3. Hubungan Manusia dengan Alam
Prinsip dasar hubungan manusia dengan alam atau makhluk lain di sekitarnya pada dasarnya ada
dua: pertama, kewajiban menggali dan mengelola alam dengan segala kekayaannya; dan kedua,
manusia sebagai pengelola alam tidak diperkenankan merusak lingkungan, karena pada kahirnya
hal itu akan merusak kehidupan umat manusia itu sendiri.

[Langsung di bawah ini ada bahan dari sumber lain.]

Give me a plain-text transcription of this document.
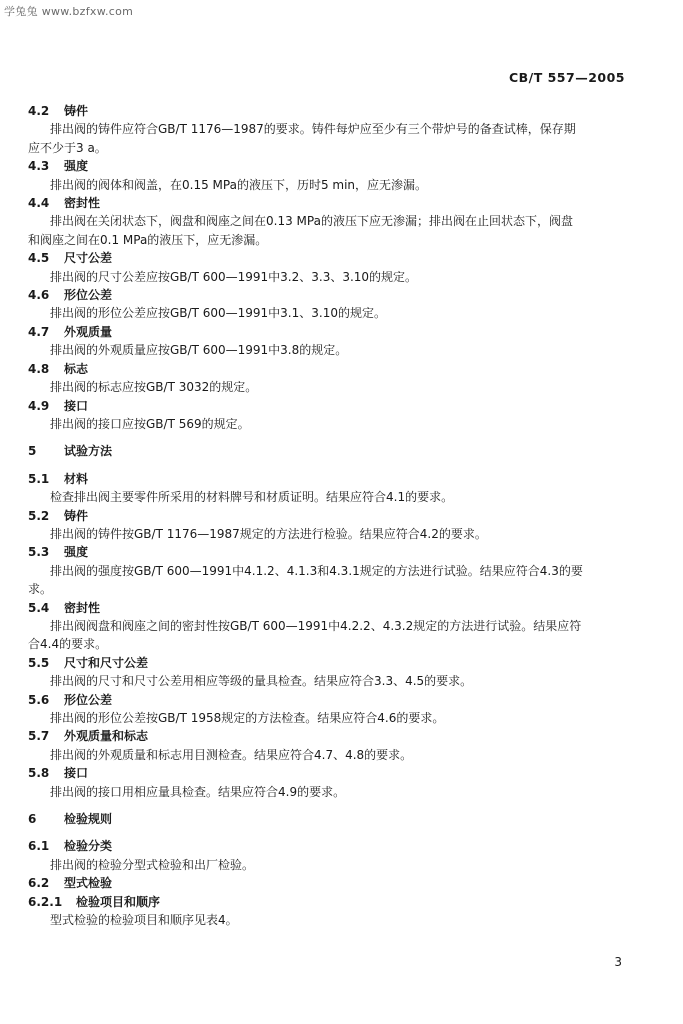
学兔兔 www.bzfxw.com
CB/T 557—2005
4.2 铸件
排出阀的铸件应符合GB/T 1176—1987的要求。铸件每炉应至少有三个带炉号的备查试棒，保存期
应不少于3 a。
4.3 强度
排出阀的阀体和阀盖，在0.15 MPa的液压下，历时5 min，应无渗漏。
4.4 密封性
排出阀在关闭状态下，阀盘和阀座之间在0.13 MPa的液压下应无渗漏；排出阀在止回状态下，阀盘
和阀座之间在0.1 MPa的液压下，应无渗漏。
4.5 尺寸公差
排出阀的尺寸公差应按GB/T 600—1991中3.2、3.3、3.10的规定。
4.6 形位公差
排出阀的形位公差应按GB/T 600—1991中3.1、3.10的规定。
4.7 外观质量
排出阀的外观质量应按GB/T 600—1991中3.8的规定。
4.8 标志
排出阀的标志应按GB/T 3032的规定。
4.9 接口
排出阀的接口应按GB/T 569的规定。
5 试验方法
5.1 材料
检查排出阀主要零件所采用的材料牌号和材质证明。结果应符合4.1的要求。
5.2 铸件
排出阀的铸件按GB/T 1176—1987规定的方法进行检验。结果应符合4.2的要求。
5.3 强度
排出阀的强度按GB/T 600—1991中4.1.2、4.1.3和4.3.1规定的方法进行试验。结果应符合4.3的要
求。
5.4 密封性
排出阀阀盘和阀座之间的密封性按GB/T 600—1991中4.2.2、4.3.2规定的方法进行试验。结果应符
合4.4的要求。
5.5 尺寸和尺寸公差
排出阀的尺寸和尺寸公差用相应等级的量具检查。结果应符合3.3、4.5的要求。
5.6 形位公差
排出阀的形位公差按GB/T 1958规定的方法检查。结果应符合4.6的要求。
5.7 外观质量和标志
排出阀的外观质量和标志用目测检查。结果应符合4.7、4.8的要求。
5.8 接口
排出阀的接口用相应量具检查。结果应符合4.9的要求。
6 检验规则
6.1 检验分类
排出阀的检验分型式检验和出厂检验。
6.2 型式检验
6.2.1 检验项目和顺序
型式检验的检验项目和顺序见表4。
3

Mengenai prinsip yang pertama, Allah berfirman dalam Al-Quran surat Hud ayat 61:
Artinya: “Dia (Allah) telah menciptakan kamu dari bumi (tanah) dan memerintahkan kalian
memakmurkannya (mengurusnya)”.
Adapun mengenai prinsip yang kedua, yaitu agar manusia jangan merusak alam, dinyatakan oleh
Allah melalui berbagai ayat dalam Al-Quran, di antaranya dalam surat Al-A’raf ayat 56:
Artinya: “Janganlah kamu berbuat kerusakan di muka bumi sesudah (Allah) memperbaikinya”.

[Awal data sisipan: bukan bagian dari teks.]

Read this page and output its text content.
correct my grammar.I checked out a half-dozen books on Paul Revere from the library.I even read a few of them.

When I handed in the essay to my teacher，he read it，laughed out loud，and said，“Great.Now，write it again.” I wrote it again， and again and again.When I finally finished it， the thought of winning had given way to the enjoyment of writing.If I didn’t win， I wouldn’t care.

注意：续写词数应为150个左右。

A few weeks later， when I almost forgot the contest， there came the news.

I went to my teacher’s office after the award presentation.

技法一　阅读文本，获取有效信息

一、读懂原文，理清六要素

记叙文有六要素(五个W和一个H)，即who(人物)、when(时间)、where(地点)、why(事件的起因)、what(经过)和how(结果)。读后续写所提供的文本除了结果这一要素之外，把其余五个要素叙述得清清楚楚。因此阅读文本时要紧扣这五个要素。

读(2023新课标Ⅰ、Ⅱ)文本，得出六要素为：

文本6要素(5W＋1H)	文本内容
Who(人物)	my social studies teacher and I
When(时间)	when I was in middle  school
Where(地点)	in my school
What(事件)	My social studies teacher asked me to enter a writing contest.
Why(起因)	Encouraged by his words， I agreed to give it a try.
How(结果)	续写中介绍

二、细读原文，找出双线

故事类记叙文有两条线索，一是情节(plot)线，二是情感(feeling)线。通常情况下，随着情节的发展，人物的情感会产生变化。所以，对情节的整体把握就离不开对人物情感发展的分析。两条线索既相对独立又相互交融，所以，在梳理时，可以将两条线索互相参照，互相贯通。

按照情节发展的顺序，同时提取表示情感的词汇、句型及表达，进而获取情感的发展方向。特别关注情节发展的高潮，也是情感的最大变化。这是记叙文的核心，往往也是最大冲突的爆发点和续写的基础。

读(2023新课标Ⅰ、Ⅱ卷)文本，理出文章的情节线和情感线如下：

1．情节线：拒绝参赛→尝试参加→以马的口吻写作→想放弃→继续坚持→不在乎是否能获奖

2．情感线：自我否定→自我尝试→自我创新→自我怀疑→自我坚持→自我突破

Dengan demikian, dapat dipahami dengan jelas bahwa kesadaran melestarikan lingkungan,
sebagaimana yang dikampanyekan oleh orang-orang sekarang ini, dasar-dasarnya telah
digariskan oleh Islam sejak lima belas abad yang lalu. Hanya saja, karena keterbelakangan,
kemiskinan, dan kebodohannya sendiri, umat Islam seringkali kurang memahami arti dari ayatayat dari Al-Quran. Oleh karena itu, salah satu tugas utama Islam adalah menghapus
keterbelakangan, kemiskinan, dan kebodohan dari kehidupan umat.
Apa yang dikemukakan diatas merupakan prinsip dasar hubungan manusia dengan alam sekitar,
yaitu prinsip pemanfaatan dan sekaligus pelestarian lingkungan alam. Agama memberi motivasi
kepada manusia untuk mewujudkan kedua hubungan itu dengan sebaik-baiknya.